Pomona - ein "seltsam gemütlicher" Text

Ulf Erdmann Ziegler las auf Einladung von Alain Claude Sulzer aus dem Text "Pomona" (eine BRD-Siedlung in den 60er-Jahren) vor. Die Jury teilte sich in ihrer Kritik in zwei Lager: "Ein Haus mit zwei Eingängen", konstatierte schließlich die - eher abgeneigte - Ursula März.

"Generation-Pille-Zeit" überanschaulich erzählt

März hatte sich als erste zu Wort gemeldet. Hier werde die Zeit der "Generation Pille", die Zeit nach den 50ern sehr anschaulich erzählt - leider "überanschaulich". Man werde schnell reingezogen in die Geschichte, jeder Benennung eines Dings werde große Bedeutung beigemessen - der Rest leide darunter. "Mich stört das demonstrative, er wendet sein Material so nach außen".

Dieter Moor, Ursula März (Foto ORF/Johannes Puch)

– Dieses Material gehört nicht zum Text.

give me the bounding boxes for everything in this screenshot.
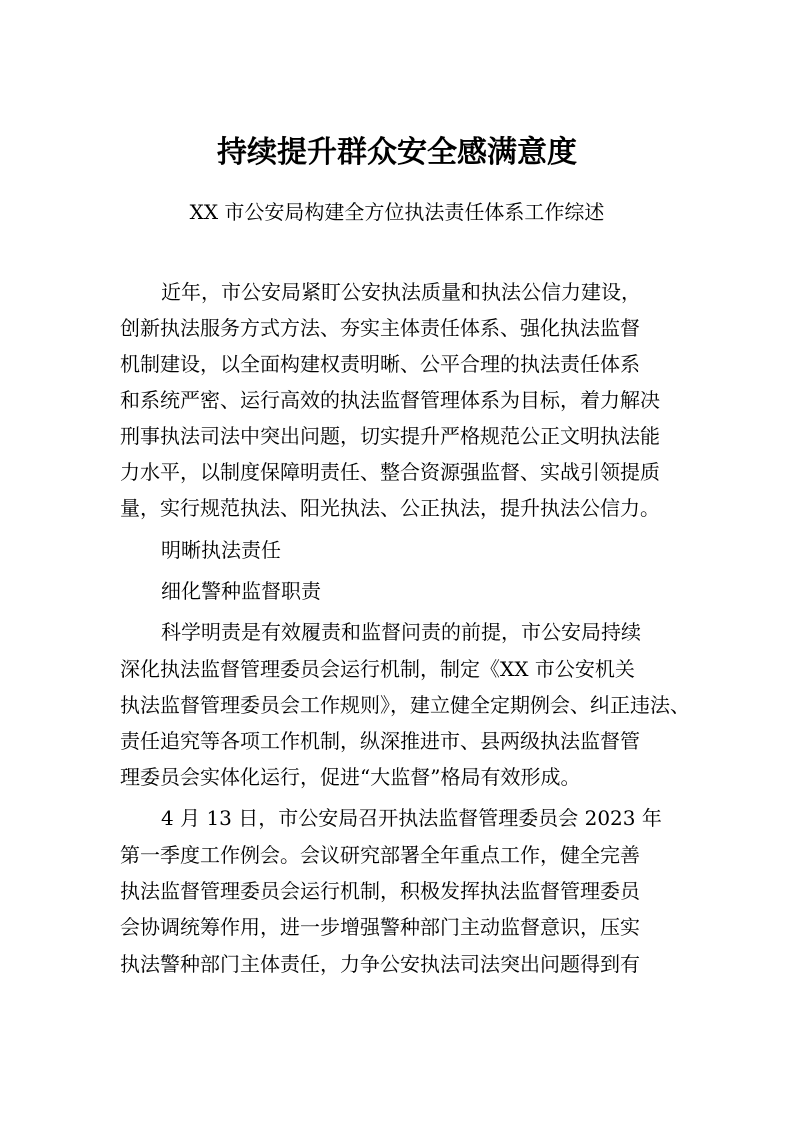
paragraph-line: 执法警种部门主体责任，力争公安执法司法突出问题得到有: [120, 952, 640, 976]
paragraph-line: 力水平，以制度保障明责任、整合资源强监督、实战引领提质: [120, 460, 660, 484]
document-title: 持续提升群众安全感满意度: [217, 135, 577, 170]
paragraph-line: 4 月 13 日，市公安局召开执法监督管理委员会 2023 年: [161, 806, 662, 830]
paragraph-line: 理委员会实体化运行，促进“大监督”格局有效形成。: [120, 765, 581, 789]
paragraph-line: 执法监督管理委员会工作规则》，建立健全定期例会、纠正违法、: [120, 693, 690, 717]
section-heading: 明晰执法责任: [161, 538, 281, 562]
paragraph-line: 第一季度工作例会。会议研究部署全年重点工作，健全完善: [120, 843, 640, 867]
paragraph-line: 深化执法监督管理委员会运行机制，制定《XX 市公安机关: [120, 657, 635, 681]
paragraph-line: 会协调统筹作用，进一步增强警种部门主动监督意识，压实: [120, 915, 640, 939]
paragraph-line: 创新执法服务方式方法、夯实主体责任体系、强化执法监督: [120, 316, 640, 340]
section-subheading: 细化警种监督职责: [161, 579, 321, 603]
paragraph-line: 近年，市公安局紧盯公安执法质量和执法公信力建设，: [161, 280, 641, 304]
paragraph-line: 执法监督管理委员会运行机制，积极发挥执法监督管理委员: [120, 879, 640, 903]
paragraph-line: 量，实行规范执法、阳光执法、公正执法，提升执法公信力。: [120, 496, 660, 520]
document-subtitle: XX 市公安局构建全方位执法责任体系工作综述: [189, 200, 605, 224]
paragraph-line: 机制建设，以全面构建权责明晰、公平合理的执法责任体系: [120, 352, 640, 376]
paragraph-line: 和系统严密、运行高效的执法监督管理体系为目标，着力解决: [120, 388, 660, 412]
paragraph-line: 科学明责是有效履责和监督问责的前提，市公安局持续: [161, 620, 641, 644]
paragraph-line: 责任追究等各项工作机制，纵深推进市、县两级执法监督管: [120, 729, 640, 753]
paragraph-line: 刑事执法司法中突出问题，切实提升严格规范公正文明执法能: [120, 424, 660, 448]
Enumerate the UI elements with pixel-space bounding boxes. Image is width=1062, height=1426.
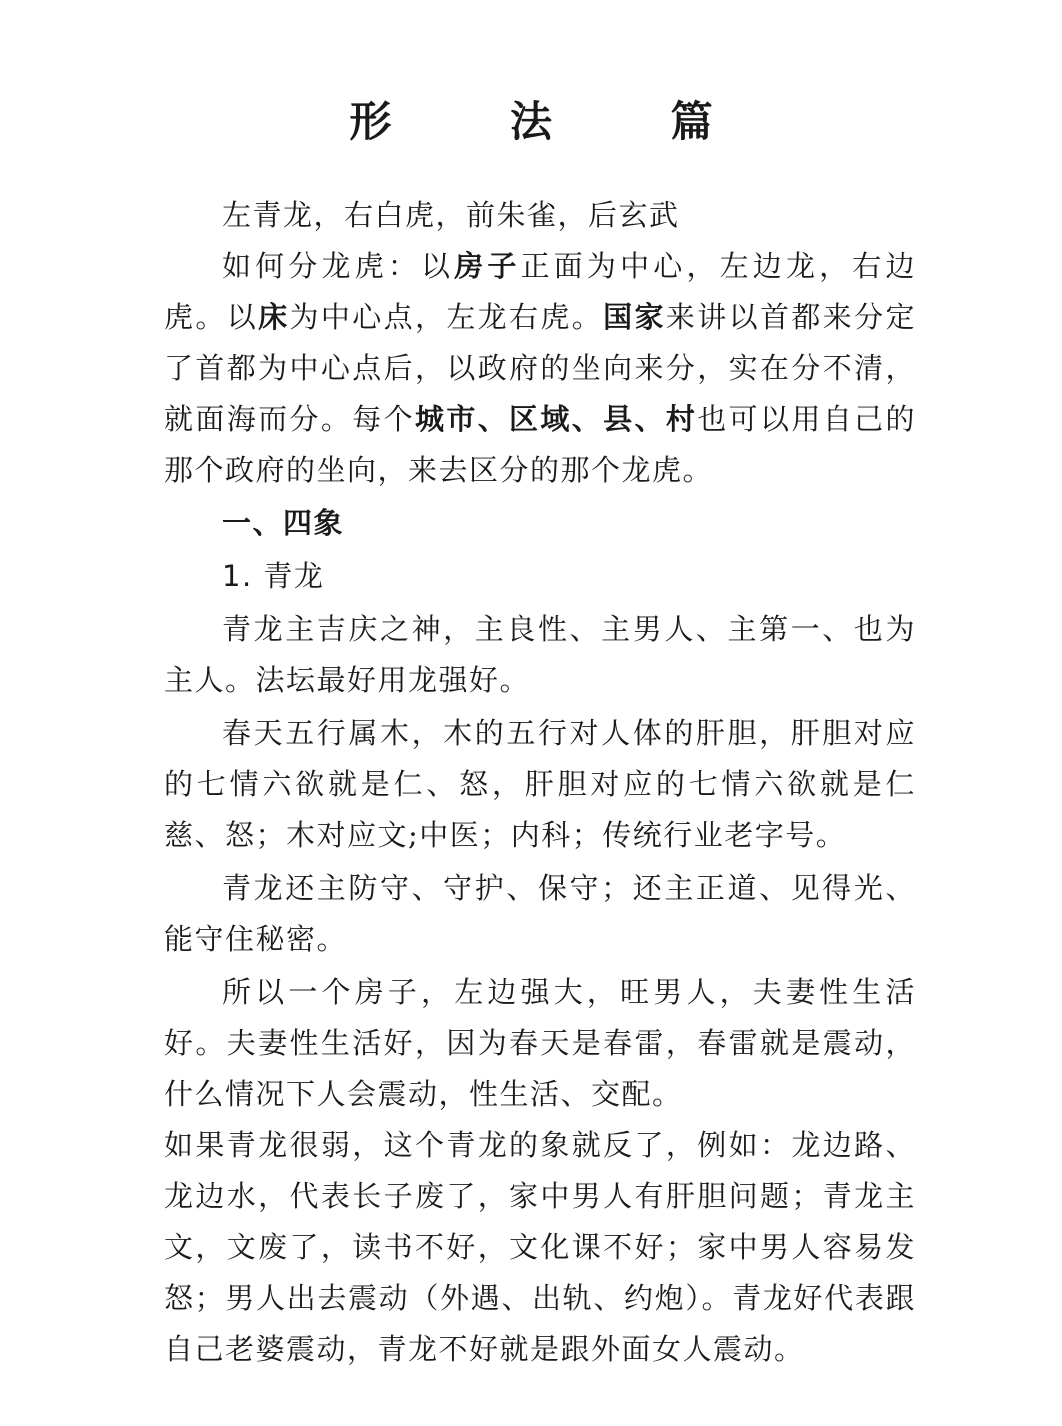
- paragraph-dragon-tiger-division: [164, 241, 916, 496]
- document-body: [164, 190, 916, 1375]
- bold-term-regions: 城市、区域、县、村: [414, 402, 698, 436]
- paragraph-spring-wood: 春天五行属木，木的五行对人体的肝胆，肝胆对应的七情六欲就是仁、怒，肝胆对应的七情六欲就是仁慈、怒；木对应文;中医；内科；传统行业老字号。: [164, 716, 916, 852]
- text-segment: 如何分龙虎：以: [222, 249, 455, 283]
- paragraph-qinglong-weak: 如果青龙很弱，这个青龙的象就反了，例如：龙边路、龙边水，代表长子废了，家中男人有肝胆问题；青龙主文，文废了，读书不好，文化课不好；家中男人容易发怒；男人出去震动（外遇、出轨、约炮）。青龙好代表跟自己老婆震动，青龙不好就是跟外面女人震动。: [164, 1128, 916, 1366]
- text-segment: 来讲以首都来分定了首都为中心点后，以政府的坐向来分，实在分不清，就面海而分。每个: [164, 300, 916, 436]
- text-segment: 也可以用自己的那个政府的坐向，来去区分的那个龙虎。: [164, 402, 916, 487]
- bold-term-house: 房子: [454, 249, 521, 283]
- bold-term-bed: 床: [258, 300, 290, 334]
- page-title: 形 法 篇: [349, 97, 765, 146]
- text-segment: 正面为中心，左边龙，右边虎。以: [164, 249, 916, 334]
- paragraph-qinglong-main: 青龙主吉庆之神，主良性、主男人、主第一、也为主人。法坛最好用龙强好。: [164, 612, 916, 697]
- subsection-heading: 1. 青龙: [222, 559, 325, 593]
- bold-term-country: 国家: [603, 300, 666, 334]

Zu betulich und "seltsam gemütlich"

Auch Ijoma Mangold zeigte sich wenig angetan. Er meinte, "zu viel onkelhafte Witzigkeit am Werk" zu sehen. Diese Geschichte der Bundesrepublik werde als "bewusstes Idyll", als "Rückkehr ins Paradies" erzählt. Der Text beherrsche zwar seine Mittel sehr gut, sei aber "zu betulich" und so "seltsam gemütlich". Das sei das Erzählprinzip der "Generation Golf" in den 60ern", ein Patentrezept, in dem immer gleich das richtige Stichwort" falle.

Ulf Erdmann Ziegler (Foto ORF/Johannes Puch)

Ein Vordringen in die Welt der eigenen Eltern

Spinnen meinte, dieser "heftig plakative" Text übers Bauen und Siedeln sei ein Anfang eines Vordringens in eine nicht so bekannte Welt - nämlich die der eigenen Eltern. Diese wären kulturgeschichtlich noch weit unbekannter und weniger aufgearbeitet als eben die Großelterngeneration. "Der Autor traut aber seiner Nüchternheit und Dingbezogenheit noch selbst nicht so ganz", so Spinnen.

Chefkameramann Anton Wieser (Foto ORF/Johannes Puch)

Strigl war von "flirrender Beiläufigkeit" angetan

Daniela Strigl sagte, das sei die Geschichte von Pionieren", die keinen weiteren Ehrgeiz besitze, als ein Milieu und eine Zeit darzustellen, ihr habe diese "flirrende Beiläufigkeit" sehr gut gefallen.

Auch Nüchtern fand den Text "sympathisch"

Klaus Nüchtern schloss sich dem an: "Ein sehr sympathischer Text", dessen "mimetische" Leistung es sei, sich einer Zeit anzunähern. "Das ist zurückgenommen-cool und angenehm, eine "nicht mit Kommentaren zugekleisterte" Versuchsanordnung.

 Klaus Nüchtern (Foto ORF/Johannes Puch)

"Hohe Eleganz der literarischen Mittel"

Andre Heiz meinte, der Text werde seinem eigenen Anspruch gerecht: Dieser ihm "fremde Mikrokosmos" besitze eine "hohe Eleganz" seiner literarischen Mittel.
Alain Claude Sulzer resummierte, der Text sei unheimlich reich: "Mir wird ganz bunt vor Augen beim Lesen". Er sehe "so viel Potenzial an Realität" in diesem Text, wie in keinem anderen: "Pomona bleibt stehen und wackelt überhaupt nicht".

"Das mag sein, dennoch scheinen ihn nicht alle zu mögen", meinte Moderator Dieter Moor abschließend.